Learning to Trust
by: Jessica Bratt
With the image of a weaned child, the psalmist conveys humble contentment in God’s presence. In comparison to the frantic, urgent cries of a nursing child, a weaned child gradually learns to enjoy a parent’s embrace in a new way. It is the difference between the hungry wails of a newborn, sounding desperate as though the next meal might never come, and the toddler who learns the joys of a contented cuddle and discovers delights beyond simply having her immediate needs met. A child being weaned may be frustrated that her instinctive desires for gratification are not being met. Gradually, though, she learns to let go of former ways and to trust that sustenance will come in new ways.
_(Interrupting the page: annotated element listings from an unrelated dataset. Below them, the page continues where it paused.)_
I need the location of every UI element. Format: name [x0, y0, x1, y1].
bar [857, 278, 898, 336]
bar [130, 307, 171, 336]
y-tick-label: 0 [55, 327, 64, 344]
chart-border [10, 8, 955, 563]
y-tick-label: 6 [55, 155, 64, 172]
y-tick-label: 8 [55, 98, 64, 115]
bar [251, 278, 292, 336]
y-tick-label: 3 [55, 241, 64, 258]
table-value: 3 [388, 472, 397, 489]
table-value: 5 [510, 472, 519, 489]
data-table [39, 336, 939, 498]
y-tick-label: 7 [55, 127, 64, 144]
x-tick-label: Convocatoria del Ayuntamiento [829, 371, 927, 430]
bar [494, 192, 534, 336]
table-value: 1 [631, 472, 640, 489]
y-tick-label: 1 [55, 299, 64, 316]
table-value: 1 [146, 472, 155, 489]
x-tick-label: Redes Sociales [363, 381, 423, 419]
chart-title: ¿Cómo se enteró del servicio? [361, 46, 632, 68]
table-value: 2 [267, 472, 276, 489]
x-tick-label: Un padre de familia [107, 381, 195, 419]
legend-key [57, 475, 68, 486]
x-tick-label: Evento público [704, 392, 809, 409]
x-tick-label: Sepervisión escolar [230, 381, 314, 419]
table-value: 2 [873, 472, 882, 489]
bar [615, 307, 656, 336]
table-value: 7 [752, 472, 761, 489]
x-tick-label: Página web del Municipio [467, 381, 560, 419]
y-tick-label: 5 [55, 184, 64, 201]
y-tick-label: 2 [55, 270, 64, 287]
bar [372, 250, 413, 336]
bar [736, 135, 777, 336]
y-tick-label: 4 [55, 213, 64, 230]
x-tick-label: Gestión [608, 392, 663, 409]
We too do not always understand why God seems to withhold the familiar and prod us forward to new horizons. Does the psalmist feel reluctant or relieved when he surrenders the need to understand those things that are “too great and marvelous” and instead places his trust in God’s provision? In either case, it is a picture of bonding, a glimpse of a relationship that is maturing. To calm ourselves in God’s presence in this way is to trust that our hungers will be met, to learn the soul’s equivalent of appreciating more than just where the next meal will come from. It is to experience God as the one in whose secure presence we will surely find rest. As Augustine said, “our hearts are restless until they rest in you.”